Mirror symmetry by O3-planes
Bo Feng, Amihay Hanany
TL;DR
This work derives three-dimensional N=4 mirror pairs for orthogonal and symplectic gauge groups using O3-plane brane constructions, leveraging brane splitting and S-duality to map Coulomb and Higgs branches. It introduces precise splitting rules for D5- and NS-branes on O3-planes, which lead to nontrivial strong-coupling predictions for certain IR fixed points and reveal hidden FI-terms and symmetry enhancements. The authors present detailed mirrors for Sp(k), Sp'(k), SO(2k), and SO(2k+1), including elliptic and non-elliptic two-gauge-factor models, and demonstrate cases where different theories share the same infrared mirror. These results expand the catalog of 3d N=4 mirror pairs and provide testable predictions, notably via Seiberg-Witten curves, and illuminate subtle IR dualities beyond known U(N) cases.
Abstract
We construct the three dimensional mirror theory of SO(2k) and SO(2k+1) gauge groups by using O3-planes. An essential ingredient in constructing the mirror is the splitting of a physical brane (NS-brane or D5-brane) on O3-planes. In particular, matching the dimensions of moduli spaces of mirror pair (for example, the SO(2k+1) and its mirror) there is a D3-brane creation or annihilation accompanying the splitting. This novel dynamical process gives a nontrivial prediction for strongly coupled field theories, which will be very interesting to check by Seiberg-Witten curves. Furthermore, applying the same idea, we revisit the mirror theory of Sp(k) gauge group and find new mirrors which differ from previously known results. Our new result for Sp(k) gives another example to a previously observed fact, which shows that different theories can be mirror to the same theory.
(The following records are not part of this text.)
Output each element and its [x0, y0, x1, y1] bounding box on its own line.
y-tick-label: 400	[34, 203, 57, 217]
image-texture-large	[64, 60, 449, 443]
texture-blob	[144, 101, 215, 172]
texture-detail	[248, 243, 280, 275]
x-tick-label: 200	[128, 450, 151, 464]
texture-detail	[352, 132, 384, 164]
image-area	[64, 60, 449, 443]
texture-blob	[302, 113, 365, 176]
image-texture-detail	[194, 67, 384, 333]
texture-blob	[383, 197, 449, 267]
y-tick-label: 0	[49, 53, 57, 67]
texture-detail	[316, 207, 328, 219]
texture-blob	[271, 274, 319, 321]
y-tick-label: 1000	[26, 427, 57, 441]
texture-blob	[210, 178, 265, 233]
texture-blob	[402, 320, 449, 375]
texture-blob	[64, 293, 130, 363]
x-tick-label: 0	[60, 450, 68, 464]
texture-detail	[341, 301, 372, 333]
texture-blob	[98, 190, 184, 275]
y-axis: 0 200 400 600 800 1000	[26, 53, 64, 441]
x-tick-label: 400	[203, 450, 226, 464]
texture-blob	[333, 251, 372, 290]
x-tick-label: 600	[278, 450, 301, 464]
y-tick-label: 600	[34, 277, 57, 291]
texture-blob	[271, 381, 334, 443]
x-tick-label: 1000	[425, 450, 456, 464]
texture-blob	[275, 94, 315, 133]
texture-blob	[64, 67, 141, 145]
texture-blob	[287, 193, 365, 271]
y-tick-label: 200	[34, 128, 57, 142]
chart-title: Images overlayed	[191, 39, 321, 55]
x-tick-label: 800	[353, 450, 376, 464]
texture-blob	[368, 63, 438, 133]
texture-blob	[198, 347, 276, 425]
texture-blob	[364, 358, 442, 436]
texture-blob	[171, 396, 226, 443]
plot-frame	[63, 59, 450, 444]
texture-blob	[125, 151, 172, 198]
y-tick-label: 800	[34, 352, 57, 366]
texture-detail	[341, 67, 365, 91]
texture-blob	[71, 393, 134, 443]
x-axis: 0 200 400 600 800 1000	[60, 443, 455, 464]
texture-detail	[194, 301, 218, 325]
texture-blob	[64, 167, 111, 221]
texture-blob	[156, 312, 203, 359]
We also discussed the phenomena such as "hidden FI-parameters" when the number of flavors and the rank of the gauge group satisfy certain relations, ``incomplete Higgsing'' for the mirror of SO(2k+1) and the ``hidden global symmetry''. After discussing the mirror for a single Sp or SO gauge group, we extend the study to a product of two gauge groups in two different models, namely the elliptic and the non-elliptic models.